As I also relate in Suns of God, Roy further posits that the antelope-headed "sorcerer" was "a figure marking the onset of a season."

 

The reasons for this assertion include that the "remote traditions" in the Rig Veda and in Vedic astronomy relate that the Stag's head represents the star L-Orionis and the winter solstice at the new moon, as well as the summer solstice at the full moon.

 

Roy concludes that the sorcerer figure "marked the winter solstice," which was "a great day in the Ice Age of Europe." Based on the astronomy, the figure dates to 10,600 BCE.

Discussing the European Magdalenian cave-dwellers of around 10,000 years ago, Roy also asserts:

In Northern Europe and Asia, in latitudes of 60º and higher, where Slavonic languages now prevail, the winter was then long and dark. It was very cold.
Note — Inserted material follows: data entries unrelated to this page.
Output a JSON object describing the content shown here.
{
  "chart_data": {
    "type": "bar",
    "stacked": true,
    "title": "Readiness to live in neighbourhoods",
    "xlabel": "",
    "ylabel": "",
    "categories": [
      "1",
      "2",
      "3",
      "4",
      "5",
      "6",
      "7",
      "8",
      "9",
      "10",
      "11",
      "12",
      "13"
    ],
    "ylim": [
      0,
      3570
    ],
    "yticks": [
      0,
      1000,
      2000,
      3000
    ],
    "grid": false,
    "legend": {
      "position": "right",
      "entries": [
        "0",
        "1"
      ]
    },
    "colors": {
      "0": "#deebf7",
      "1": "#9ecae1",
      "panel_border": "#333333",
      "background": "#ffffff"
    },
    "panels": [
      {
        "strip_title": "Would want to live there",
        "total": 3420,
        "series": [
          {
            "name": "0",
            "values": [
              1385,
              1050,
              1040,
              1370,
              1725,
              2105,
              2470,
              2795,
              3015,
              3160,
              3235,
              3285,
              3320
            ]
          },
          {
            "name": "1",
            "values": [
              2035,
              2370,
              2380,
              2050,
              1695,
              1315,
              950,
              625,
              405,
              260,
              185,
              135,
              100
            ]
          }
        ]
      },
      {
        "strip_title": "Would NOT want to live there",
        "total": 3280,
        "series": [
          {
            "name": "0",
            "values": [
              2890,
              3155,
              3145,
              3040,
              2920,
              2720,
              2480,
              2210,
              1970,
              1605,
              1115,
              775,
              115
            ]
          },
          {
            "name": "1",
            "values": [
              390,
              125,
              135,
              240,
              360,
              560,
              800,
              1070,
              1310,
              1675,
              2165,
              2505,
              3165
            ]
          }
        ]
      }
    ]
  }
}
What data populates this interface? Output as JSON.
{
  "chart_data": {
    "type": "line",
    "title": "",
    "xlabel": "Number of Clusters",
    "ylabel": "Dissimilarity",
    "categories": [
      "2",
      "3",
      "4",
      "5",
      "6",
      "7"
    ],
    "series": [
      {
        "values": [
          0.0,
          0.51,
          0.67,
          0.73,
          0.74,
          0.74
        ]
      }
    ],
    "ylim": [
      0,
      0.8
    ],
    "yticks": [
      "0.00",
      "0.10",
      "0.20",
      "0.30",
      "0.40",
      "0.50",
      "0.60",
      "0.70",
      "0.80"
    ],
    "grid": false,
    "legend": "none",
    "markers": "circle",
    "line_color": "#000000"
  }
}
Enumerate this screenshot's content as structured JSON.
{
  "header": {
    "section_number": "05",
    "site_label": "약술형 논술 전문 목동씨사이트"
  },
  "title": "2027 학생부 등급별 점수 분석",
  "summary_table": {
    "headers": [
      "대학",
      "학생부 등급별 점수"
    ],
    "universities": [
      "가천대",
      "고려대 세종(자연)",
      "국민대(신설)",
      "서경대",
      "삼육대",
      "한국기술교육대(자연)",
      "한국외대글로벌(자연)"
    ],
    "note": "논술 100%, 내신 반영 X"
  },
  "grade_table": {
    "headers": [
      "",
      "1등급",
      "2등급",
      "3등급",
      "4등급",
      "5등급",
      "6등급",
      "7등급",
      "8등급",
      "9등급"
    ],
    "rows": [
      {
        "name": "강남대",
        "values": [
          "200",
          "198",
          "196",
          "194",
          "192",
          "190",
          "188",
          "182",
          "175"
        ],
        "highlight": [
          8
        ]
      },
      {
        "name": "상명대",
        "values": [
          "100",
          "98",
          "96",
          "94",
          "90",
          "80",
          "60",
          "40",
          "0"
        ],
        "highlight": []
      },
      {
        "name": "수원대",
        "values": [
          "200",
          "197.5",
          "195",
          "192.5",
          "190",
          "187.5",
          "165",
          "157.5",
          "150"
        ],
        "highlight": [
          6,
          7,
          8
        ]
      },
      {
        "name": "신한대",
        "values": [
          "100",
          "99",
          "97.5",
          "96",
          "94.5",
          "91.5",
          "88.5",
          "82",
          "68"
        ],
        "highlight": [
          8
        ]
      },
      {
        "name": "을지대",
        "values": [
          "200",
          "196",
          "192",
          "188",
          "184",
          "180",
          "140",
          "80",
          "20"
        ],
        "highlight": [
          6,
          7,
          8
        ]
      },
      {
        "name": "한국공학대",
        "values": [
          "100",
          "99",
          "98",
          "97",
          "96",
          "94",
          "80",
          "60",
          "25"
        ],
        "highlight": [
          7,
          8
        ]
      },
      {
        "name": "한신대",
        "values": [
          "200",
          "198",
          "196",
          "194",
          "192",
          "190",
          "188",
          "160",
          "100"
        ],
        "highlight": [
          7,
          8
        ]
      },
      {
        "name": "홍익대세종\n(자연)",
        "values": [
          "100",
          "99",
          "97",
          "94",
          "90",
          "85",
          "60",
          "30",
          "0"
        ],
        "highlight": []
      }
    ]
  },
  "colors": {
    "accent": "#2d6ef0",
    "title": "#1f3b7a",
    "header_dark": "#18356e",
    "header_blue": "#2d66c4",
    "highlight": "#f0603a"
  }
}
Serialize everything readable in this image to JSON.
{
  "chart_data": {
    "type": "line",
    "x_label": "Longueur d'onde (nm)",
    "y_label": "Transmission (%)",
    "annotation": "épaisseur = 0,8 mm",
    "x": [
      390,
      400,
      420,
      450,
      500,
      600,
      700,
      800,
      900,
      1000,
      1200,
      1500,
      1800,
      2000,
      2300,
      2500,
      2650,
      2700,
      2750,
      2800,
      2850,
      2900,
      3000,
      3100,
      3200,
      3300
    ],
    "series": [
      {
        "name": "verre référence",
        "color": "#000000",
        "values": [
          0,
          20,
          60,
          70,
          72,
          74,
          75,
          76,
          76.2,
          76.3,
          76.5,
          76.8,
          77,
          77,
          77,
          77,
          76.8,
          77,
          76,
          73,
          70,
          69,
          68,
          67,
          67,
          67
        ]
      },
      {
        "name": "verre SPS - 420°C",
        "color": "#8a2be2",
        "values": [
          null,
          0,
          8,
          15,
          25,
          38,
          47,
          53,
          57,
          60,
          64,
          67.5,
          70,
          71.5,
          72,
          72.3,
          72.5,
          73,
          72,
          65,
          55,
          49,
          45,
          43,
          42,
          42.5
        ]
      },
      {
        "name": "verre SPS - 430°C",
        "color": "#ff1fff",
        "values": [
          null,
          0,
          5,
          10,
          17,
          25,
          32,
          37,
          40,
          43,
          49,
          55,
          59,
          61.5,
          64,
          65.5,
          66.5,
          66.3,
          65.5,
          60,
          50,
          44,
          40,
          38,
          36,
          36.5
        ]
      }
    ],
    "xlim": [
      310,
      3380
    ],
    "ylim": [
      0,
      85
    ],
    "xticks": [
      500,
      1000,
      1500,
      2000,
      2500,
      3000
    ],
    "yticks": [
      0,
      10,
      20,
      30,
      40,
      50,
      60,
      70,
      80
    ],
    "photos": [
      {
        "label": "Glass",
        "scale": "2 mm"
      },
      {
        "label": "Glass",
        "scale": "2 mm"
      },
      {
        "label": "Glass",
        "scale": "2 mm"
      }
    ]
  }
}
Everyone looked to the day of the winter solstice when the sun would turn North. The astronomers would know the date even though the sun itself was not visible. This was the great day, for the spring would now come.

Thus, the winter solstice was an important factor in human culture, particularly that of the cold, northern latitudes, at least 12,000 years ago.

"'Christmas' is thus an extremely ancient celebration, predating the Christian era by many millennia."

The winter solstice celebration that developed throughout much of the inhabited world has been handed down as "Christmas," i.e., December 25th, the birthday of the "sun of God."

 

"Christmas" is thus an extremely ancient celebration, predating the Christian era by many millennia...

Have a Happy Solstice!

 

 

 


Bibliography

Acharya S. Suns of God: Krishna, Buddha and Christ Unveiled. Illinois: AUP, 2004.
Egyptology Online Resources. aegyptologie.online-resourcen.de/Date_Converter_for_Ancient_Egypt/Roman-Emperors
Halsberghe, Gaston H. The Cult of Sol Invictus. Leiden: E.J. Brill, 1972.
Herbermann, Charles G., et al., eds. "Christmas." The Catholic Encyclopedia, vol. 3. New York: The Catholic Encyclopedia Inc., 1913.
Graves, Robert. The White Goddess. New York: Farrar, Strauss and Giroux, 1966.
Mettinger, Tryggve N.D. The Riddle of Resurrection: "Dying and Rising Gods" in the Ancient Near East. Stockholm: Almqvist & Wiksell Internat., 2001.
Murdock, D.M. Christ in Egypt: The Horus-Jesus Connection. Seattle: Stellar House Publishing, 2009.
Murdock, D.M., and N.W. Barker. The 2010 Astrotheology Calendar. Seattle: Stellar House Publishing, 2009.
 - The 2011 Astrotheology Calendar. Seattle: Stellar House Publishing, 2010.
Roy, Shashanka Bhushan. Prehistory Lunar Astronomy. New Delhi: Institute of Chronology, 1976.